Et ces solutions-là, je l’ai déjà dit, nous devrons les trouver tous ensemble : la dynamique sera collective ou ne sera pas. Industriels, économistes, collectivités locales et territoriales, citoyens. Tout le monde.
Et pour ce qui est de nos collectivités, permettez-moi de dire certaines choses… Même si cela ne fera pas plaisir à certains. De par la loi, de par leur fonctionnement, de par l’histoire, nos collectivités territoriales sont de grosses machines, un peu lourdes, avec une force d’inertie importante. Et il faut bien l’avouer, et j’en assume la responsabilité comme les autres, ce n’est pas chez nous que nous sommes le plus inventifs ; nos structures ne sont pas habituées à l’innovation ; nous n’avons pas l’habitude de manier le rêve et de côtoyer l’utopie.
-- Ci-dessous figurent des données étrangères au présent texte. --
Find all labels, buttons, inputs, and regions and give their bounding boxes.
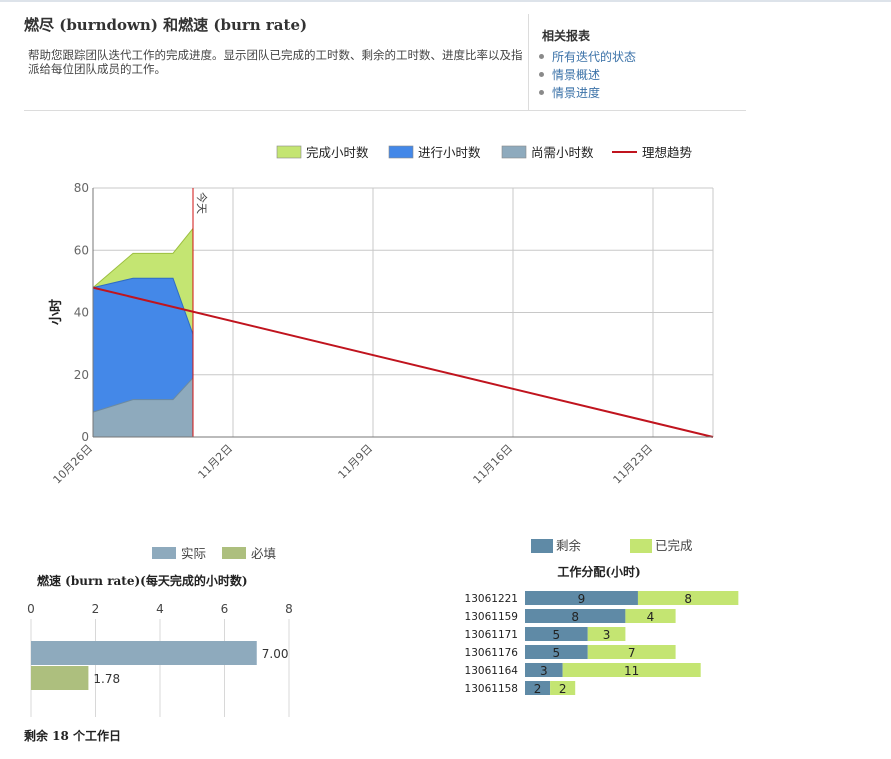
- in-progress-hours-area: [93, 278, 193, 413]
- work-member-label: 13061159: [465, 611, 518, 623]
- work-remaining-value: 5: [553, 646, 561, 660]
- x-tick-label: 10月26日: [51, 442, 96, 487]
- burn-rate-bar-required: [31, 666, 89, 690]
- legend-required-label: 必填: [251, 546, 276, 561]
- work-done-value: 3: [603, 628, 611, 642]
- burn-rate-bar-label: 1.78: [93, 672, 120, 686]
- burn-rate-bar-actual: [31, 641, 257, 665]
- burn-rate-tick-label: 8: [285, 602, 293, 616]
- x-tick-label: 11月23日: [611, 442, 656, 487]
- remaining-workdays: 剩余 18 个工作日: [24, 729, 122, 743]
- charts-canvas: 0 20 40 60 80 10月26日 11月2日 11月9日 11月16日 11月23日 今天小…: [27, 145, 739, 717]
- legend-work-done-swatch: [630, 539, 652, 553]
- legend-work-remaining-swatch: [531, 539, 553, 553]
- work-done-value: 2: [559, 682, 567, 696]
- y-axis-label: 小时: [48, 299, 64, 325]
- legend-completed-swatch: [276, 145, 302, 159]
- work-remaining-value: 3: [540, 664, 548, 678]
- work-member-label: 13061158: [465, 683, 518, 695]
- work-remaining-value: 2: [534, 682, 542, 696]
- legend-actual-label: 实际: [181, 546, 206, 561]
- burn-rate-tick-label: 2: [92, 602, 100, 616]
- today-marker-label: 今天: [195, 192, 209, 214]
- work-member-label: 13061221: [465, 593, 518, 605]
- legend-required-swatch: [222, 547, 246, 559]
- burn-rate-tick-label: 0: [27, 602, 35, 616]
- work-member-label: 13061171: [465, 629, 518, 641]
- work-remaining-value: 8: [571, 610, 579, 624]
- legend-work-remaining-label: 剩余: [556, 538, 582, 553]
- work-remaining-value: 9: [578, 592, 586, 606]
- work-remaining-value: 5: [553, 628, 561, 642]
- work-member-label: 13061176: [465, 647, 519, 659]
- legend-ideal-label: 理想趋势: [642, 145, 693, 160]
- work-distribution-title: 工作分配(小时): [557, 564, 640, 579]
- burn-rate-tick-label: 6: [221, 602, 229, 616]
- y-tick-label: 80: [74, 181, 89, 195]
- burn-rate-tick-label: 4: [156, 602, 164, 616]
- legend-completed-label: 完成小时数: [306, 145, 369, 160]
- work-done-value: 11: [624, 664, 639, 678]
- legend-in-progress-swatch: [388, 145, 414, 159]
- work-done-value: 7: [628, 646, 636, 660]
- x-tick-label: 11月9日: [336, 442, 376, 482]
- x-tick-label: 11月16日: [471, 442, 516, 487]
- work-member-label: 13061164: [465, 665, 519, 677]
- x-tick-label: 11月2日: [196, 442, 236, 482]
- legend-work-done-label: 已完成: [655, 538, 693, 553]
- legend-actual-swatch: [152, 547, 176, 559]
- y-tick-label: 40: [74, 306, 89, 320]
- y-tick-label: 60: [74, 243, 89, 257]
- burn-rate-title: 燃速 (burn rate)(每天完成的小时数): [37, 573, 248, 588]
- legend-in-progress-label: 进行小时数: [418, 145, 481, 160]
- legend-remaining-label: 尚需小时数: [531, 145, 594, 160]
- work-done-value: 4: [647, 610, 655, 624]
- legend-remaining-swatch: [501, 145, 527, 159]
- work-done-value: 8: [684, 592, 692, 606]
- y-tick-label: 20: [74, 368, 89, 382]
- burn-rate-bar-label: 7.00: [262, 647, 289, 661]
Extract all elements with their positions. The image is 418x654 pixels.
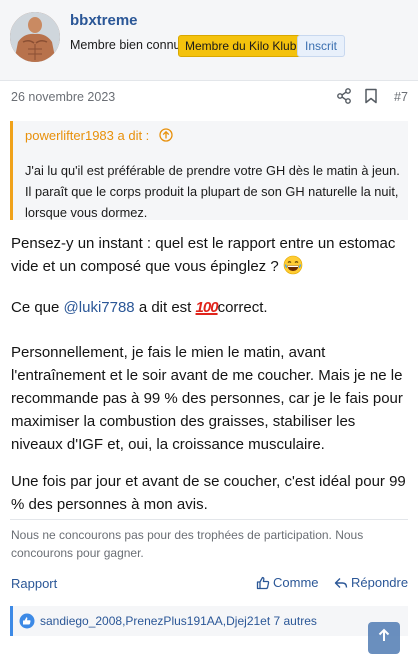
reaction-users[interactable]: sandiego_2008,PrenezPlus191AA,Djej21et 7… — [40, 614, 317, 628]
username[interactable]: bbxtreme — [70, 12, 138, 29]
user-mention-link[interactable]: @luki7788 — [64, 299, 135, 316]
post-number[interactable]: #7 — [394, 90, 408, 104]
laughing-emoji-icon — [283, 255, 303, 275]
avatar[interactable] — [10, 12, 60, 62]
reply-arrow-icon — [334, 578, 348, 588]
quote-block: powerlifter1983 a dit : J'ai lu qu'il es… — [10, 121, 408, 220]
signature: Nous ne concourons pas pour des trophées… — [11, 528, 364, 560]
signature-divider — [10, 519, 408, 520]
paragraph-2-middle: a dit est — [134, 299, 196, 316]
bookmark-icon[interactable] — [364, 88, 378, 104]
paragraph-2-end: correct. — [217, 299, 268, 316]
post-date[interactable]: 26 novembre 2023 — [11, 90, 115, 104]
quote-author[interactable]: powerlifter1983 a dit : — [25, 128, 149, 143]
share-icon[interactable] — [336, 88, 352, 104]
user-title: Membre bien connu — [70, 38, 181, 52]
reactions-bar[interactable]: sandiego_2008,PrenezPlus191AA,Djej21et 7… — [10, 606, 408, 636]
quote-text: J'ai lu qu'il est préférable de prendre … — [25, 163, 400, 220]
like-label: Comme — [273, 575, 319, 590]
badge-inscrit: Inscrit — [297, 35, 346, 57]
like-reaction-icon — [19, 613, 35, 629]
badge-kilo-klub: Membre du Kilo Klub — [178, 35, 304, 57]
report-link[interactable]: Rapport — [11, 576, 57, 591]
paragraph-1: Pensez-y un instant : quel est le rappor… — [11, 232, 411, 278]
user-header: bbxtreme Membre bien connu Membre du Kil… — [0, 0, 418, 81]
paragraph-2-start: Ce que — [11, 299, 64, 316]
paragraph-4: Une fois par jour et avant de se coucher… — [11, 473, 406, 513]
reply-button[interactable]: Répondre — [334, 575, 408, 590]
scroll-top-button[interactable] — [368, 622, 400, 654]
paragraph-1-text: Pensez-y un instant : quel est le rappor… — [11, 235, 396, 275]
hundred-points-emoji-icon: 100 — [195, 299, 219, 316]
avatar-image — [10, 12, 60, 62]
arrow-up-circle-icon[interactable] — [159, 128, 173, 142]
reply-label: Répondre — [351, 575, 409, 590]
thumbs-up-icon — [256, 576, 270, 590]
paragraph-3: Personnellement, je fais le mien le mati… — [11, 344, 403, 453]
like-button[interactable]: Comme — [256, 575, 319, 590]
paragraph-2: Ce que @luki7788 a dit est 100correct. — [11, 296, 411, 319]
C’est peut-être dur, mais c’est une réalité.
Alors, il faut, sans arrêt, être stimulé, titillé et poussé au mouvement.
Je vais prendre le cas du département du Pas-de-Calais. Quand les mots de « Développement durable » sont arrivés, le réflexe naturel a été de dire : « C’est quoi ce truc-là ? ». Mais certains ont dit alors : « On ne sait pas, mais nous allons en mettre dans nos politiques. » Nous l’avons fait et petit à petit, le développement durable, l’idée de développement durable, l’inscription du développement durable s’est installée dans nos politiques. Nous avons même fait un Agenda 21 et le développement durable fait partie de nos réflexes car à force d’utiliser les mots, on finit par changer les esprits.
Quand il y a eu le lancement du débat sur le changement climatique, certains, chez nous, on dit : « On ne s’occupe pas de ça ! Ce n’est pas de notre compétence et ça va nous emmener on ne sait où ». Nous avons dit : « On y va quand même ! » et nous sommes autour de la table pour discuter du changement climatique. Et dans ce dossier comme dans d’autres, je tiens à remercier la région qui nous associe à certaines dynamiques. Elle n’était pas obligée de le faire.
Quand la notion de « Trame verte et bleue » est apparue, on a entendu : « C’est quoi, encore ce nouveau truc ? ». Et puis, au fil du temps, en donnant des avis sur les SCOT et sur les PLU, nous avons commencé à parler de trames vertes et bleues… C’était devenu une évidence. Très naturellement.
Une dernière chose : n’oubliez pas d’utiliser les intercommunalités comme territoire d’expérience. Elles sont à taille humaine. Dans l’intercommunalité que j’ai présidée, nous avons inventé plein de choses qui ont été reprises par le département.
Tout cela pour dire que la révolution est proche pour notre société et notre région, mais qu’elle doit s’accompagner d’une révolution intellectuelle pour nos collectivités. C’est inévitable ; c’est incontournable ; c’est indispensable.
Et nous n’avons pas le choix : nous devons être tous ensemble les acteurs de cette révolution. Je le répète : la dynamique sera collective ou elle ne sera pas !
Et c’est tous ensemble que nous pourrons réussir cette révolution industrielle, économique, sociale et surtout, comme l’a dit tout à l’heure monsieur Langlet, cette révolution qui doit être avant tout une révolution pour l’humain.